Speaking to Axios on Tuesday, Rep. Pramila Jayapal (D-Wash.)--the chair of the CPC--expressed a similar sentiment.

"If they don't tell us what they want to do, which was the president's message, and if they don't actually negotiate on the entire bill, then we're not going to get to close," Jayapal said.

Asked Tuesday whether she's starting to get frustrated with fellow senators Manchin and Sinema, Sen. Mazie Hirono (D-Hawaii) responded, "Just a tad."

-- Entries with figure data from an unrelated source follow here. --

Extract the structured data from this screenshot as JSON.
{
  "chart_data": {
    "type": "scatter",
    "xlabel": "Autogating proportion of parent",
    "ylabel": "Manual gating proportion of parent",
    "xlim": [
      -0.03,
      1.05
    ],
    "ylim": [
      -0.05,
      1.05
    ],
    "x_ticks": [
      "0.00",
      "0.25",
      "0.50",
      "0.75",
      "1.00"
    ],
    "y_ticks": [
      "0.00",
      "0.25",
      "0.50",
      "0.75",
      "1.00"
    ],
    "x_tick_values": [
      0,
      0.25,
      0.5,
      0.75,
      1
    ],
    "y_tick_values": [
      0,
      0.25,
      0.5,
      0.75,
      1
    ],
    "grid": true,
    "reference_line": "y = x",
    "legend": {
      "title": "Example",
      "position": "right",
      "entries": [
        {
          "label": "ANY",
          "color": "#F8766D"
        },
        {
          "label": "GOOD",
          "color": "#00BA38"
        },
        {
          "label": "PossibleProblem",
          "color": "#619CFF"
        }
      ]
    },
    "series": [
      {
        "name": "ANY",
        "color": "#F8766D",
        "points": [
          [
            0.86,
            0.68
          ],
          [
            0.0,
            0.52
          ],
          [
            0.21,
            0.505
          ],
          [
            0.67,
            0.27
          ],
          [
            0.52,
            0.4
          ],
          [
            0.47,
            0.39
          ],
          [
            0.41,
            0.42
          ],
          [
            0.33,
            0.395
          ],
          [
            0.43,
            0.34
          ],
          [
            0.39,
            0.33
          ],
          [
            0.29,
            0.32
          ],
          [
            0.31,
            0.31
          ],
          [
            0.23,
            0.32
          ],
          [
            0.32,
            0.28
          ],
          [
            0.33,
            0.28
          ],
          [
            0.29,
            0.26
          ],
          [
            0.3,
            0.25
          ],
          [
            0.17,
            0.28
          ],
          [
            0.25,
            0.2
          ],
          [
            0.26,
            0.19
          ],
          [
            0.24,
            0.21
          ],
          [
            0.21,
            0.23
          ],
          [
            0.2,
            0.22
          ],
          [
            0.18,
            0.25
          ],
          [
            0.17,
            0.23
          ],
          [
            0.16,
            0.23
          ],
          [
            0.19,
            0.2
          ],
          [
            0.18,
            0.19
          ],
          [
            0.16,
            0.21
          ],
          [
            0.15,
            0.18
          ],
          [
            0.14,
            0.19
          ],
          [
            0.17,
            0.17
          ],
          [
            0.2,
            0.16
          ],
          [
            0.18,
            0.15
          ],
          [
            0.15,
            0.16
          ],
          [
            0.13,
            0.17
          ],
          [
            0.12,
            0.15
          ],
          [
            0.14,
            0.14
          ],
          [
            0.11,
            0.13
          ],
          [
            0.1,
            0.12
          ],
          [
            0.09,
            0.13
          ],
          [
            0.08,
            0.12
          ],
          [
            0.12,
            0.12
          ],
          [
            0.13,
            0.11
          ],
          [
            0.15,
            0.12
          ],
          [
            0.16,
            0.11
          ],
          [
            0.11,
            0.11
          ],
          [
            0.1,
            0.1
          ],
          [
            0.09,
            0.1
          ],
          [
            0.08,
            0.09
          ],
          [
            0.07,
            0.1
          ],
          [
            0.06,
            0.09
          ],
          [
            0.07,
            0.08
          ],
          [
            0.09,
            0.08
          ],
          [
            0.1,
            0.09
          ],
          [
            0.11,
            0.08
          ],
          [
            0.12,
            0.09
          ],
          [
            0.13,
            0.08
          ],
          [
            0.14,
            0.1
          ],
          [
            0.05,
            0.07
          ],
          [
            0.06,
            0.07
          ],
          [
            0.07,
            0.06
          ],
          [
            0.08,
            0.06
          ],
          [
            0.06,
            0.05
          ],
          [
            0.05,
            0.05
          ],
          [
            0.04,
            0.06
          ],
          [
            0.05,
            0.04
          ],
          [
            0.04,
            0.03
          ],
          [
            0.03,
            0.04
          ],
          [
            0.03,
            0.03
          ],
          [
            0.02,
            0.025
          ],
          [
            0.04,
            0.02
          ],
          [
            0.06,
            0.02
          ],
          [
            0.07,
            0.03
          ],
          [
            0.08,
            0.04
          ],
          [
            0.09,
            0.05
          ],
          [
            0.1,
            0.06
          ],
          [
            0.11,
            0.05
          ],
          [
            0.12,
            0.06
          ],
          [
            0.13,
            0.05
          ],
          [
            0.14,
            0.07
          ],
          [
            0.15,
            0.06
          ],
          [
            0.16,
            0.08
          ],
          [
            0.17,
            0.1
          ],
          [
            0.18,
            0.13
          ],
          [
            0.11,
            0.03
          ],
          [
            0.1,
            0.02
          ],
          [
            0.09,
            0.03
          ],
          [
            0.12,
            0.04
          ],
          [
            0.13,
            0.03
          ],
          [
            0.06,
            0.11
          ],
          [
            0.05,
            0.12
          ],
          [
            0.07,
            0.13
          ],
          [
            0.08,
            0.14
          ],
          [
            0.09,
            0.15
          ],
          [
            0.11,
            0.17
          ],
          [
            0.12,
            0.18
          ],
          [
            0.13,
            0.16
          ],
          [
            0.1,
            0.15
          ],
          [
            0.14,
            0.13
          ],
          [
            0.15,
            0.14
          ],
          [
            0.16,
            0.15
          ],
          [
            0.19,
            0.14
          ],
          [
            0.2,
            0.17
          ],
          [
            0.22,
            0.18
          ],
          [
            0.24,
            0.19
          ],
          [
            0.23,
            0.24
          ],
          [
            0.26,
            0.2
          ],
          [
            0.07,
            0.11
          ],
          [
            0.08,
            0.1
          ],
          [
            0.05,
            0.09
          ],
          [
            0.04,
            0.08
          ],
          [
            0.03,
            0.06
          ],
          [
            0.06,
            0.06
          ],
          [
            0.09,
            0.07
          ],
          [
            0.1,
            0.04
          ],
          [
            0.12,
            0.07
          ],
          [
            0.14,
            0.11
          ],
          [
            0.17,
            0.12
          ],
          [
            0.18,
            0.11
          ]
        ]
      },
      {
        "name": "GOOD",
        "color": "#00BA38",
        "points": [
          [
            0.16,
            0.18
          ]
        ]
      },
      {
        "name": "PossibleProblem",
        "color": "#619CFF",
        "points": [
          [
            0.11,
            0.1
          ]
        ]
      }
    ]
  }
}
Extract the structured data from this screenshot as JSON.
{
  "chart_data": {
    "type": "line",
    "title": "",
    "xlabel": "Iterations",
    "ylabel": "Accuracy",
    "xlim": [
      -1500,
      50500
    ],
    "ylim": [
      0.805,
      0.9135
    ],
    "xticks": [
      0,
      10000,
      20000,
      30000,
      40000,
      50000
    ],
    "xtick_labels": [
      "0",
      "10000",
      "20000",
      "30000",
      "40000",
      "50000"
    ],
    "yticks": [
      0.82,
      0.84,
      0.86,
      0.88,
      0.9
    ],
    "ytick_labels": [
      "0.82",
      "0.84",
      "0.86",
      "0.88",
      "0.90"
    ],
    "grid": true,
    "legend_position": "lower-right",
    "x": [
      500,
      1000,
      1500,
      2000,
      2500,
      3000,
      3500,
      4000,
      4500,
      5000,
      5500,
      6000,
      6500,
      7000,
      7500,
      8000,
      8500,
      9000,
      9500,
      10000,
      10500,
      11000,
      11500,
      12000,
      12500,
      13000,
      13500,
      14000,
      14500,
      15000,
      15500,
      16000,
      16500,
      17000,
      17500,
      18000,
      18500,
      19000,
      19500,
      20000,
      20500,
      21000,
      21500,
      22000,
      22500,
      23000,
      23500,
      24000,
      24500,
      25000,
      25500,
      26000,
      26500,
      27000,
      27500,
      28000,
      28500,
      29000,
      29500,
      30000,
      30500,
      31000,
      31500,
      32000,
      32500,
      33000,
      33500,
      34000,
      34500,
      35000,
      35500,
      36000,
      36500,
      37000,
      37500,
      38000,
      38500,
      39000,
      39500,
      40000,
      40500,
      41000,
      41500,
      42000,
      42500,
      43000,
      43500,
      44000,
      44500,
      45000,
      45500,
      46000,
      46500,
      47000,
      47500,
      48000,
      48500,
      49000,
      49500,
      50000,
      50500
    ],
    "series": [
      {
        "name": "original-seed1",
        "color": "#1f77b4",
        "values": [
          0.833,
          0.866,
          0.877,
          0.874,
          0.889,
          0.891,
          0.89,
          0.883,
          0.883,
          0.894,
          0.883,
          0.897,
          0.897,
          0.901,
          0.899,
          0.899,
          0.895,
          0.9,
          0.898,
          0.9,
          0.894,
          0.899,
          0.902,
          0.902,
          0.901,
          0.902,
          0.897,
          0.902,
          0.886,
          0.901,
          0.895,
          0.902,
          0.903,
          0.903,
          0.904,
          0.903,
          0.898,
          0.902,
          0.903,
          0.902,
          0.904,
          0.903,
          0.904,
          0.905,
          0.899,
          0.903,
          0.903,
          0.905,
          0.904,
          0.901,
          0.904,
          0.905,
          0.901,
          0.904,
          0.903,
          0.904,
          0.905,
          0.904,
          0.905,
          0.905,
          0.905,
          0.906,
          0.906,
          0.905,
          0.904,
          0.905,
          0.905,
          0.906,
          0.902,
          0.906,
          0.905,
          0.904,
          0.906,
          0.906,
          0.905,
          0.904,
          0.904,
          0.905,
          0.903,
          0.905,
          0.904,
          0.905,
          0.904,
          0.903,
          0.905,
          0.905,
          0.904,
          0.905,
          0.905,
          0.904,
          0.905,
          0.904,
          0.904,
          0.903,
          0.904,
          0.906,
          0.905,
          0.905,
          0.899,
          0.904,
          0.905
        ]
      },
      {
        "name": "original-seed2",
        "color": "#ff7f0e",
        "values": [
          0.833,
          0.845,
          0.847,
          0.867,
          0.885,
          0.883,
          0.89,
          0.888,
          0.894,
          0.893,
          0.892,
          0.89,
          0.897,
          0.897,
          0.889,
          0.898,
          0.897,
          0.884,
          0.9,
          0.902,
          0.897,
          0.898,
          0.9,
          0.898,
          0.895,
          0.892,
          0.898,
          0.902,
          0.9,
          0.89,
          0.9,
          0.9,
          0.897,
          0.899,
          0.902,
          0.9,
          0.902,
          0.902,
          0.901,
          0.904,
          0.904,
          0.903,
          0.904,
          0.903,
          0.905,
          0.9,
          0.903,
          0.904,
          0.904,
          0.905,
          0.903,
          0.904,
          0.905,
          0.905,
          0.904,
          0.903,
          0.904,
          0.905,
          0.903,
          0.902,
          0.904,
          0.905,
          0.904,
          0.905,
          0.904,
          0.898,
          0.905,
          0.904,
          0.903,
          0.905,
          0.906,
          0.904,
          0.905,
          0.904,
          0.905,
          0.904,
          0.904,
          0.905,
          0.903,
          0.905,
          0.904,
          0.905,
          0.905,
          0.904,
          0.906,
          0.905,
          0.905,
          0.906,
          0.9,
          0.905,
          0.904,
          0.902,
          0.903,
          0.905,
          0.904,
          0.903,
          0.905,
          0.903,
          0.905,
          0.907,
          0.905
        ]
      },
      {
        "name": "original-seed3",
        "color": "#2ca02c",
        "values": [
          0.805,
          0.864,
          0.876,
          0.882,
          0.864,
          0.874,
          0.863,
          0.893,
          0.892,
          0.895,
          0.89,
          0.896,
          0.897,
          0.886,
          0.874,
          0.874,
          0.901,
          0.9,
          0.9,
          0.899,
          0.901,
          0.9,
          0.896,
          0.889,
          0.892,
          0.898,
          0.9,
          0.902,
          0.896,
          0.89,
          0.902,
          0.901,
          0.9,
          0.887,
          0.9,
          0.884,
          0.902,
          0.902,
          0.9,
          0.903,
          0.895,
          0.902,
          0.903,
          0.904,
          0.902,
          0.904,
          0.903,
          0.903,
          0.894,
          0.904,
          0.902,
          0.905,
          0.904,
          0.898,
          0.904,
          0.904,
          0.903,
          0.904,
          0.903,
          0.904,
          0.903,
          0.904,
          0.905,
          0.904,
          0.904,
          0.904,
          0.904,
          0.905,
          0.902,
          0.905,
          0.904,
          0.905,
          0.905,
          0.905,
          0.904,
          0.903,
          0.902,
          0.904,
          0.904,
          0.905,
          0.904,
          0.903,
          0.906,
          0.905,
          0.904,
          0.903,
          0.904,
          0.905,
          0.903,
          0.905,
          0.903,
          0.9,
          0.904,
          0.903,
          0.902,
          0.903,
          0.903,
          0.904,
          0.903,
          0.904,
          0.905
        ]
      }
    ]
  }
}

In a column on Wednesday, the Washington Post's Greg Sargent argued that between the bipartisan bill and the Build Back Better Act, the reconciliation package "is the one with the truly transformative policies when it comes to securing a decarbonized future and comprehensively rebalancing our political economy after it has been skewed to channel wealth, income, and rents to the top for decades."

"In that context, the infrastructure bill is essentially bipartisan theater, the opening act for the main event," Sargent wrote. "By arbitrarily insisting that this must pass before any agreement is made on the heart of the Biden and Democratic Party agenda, Sinema reveals herself as a leading threat to it."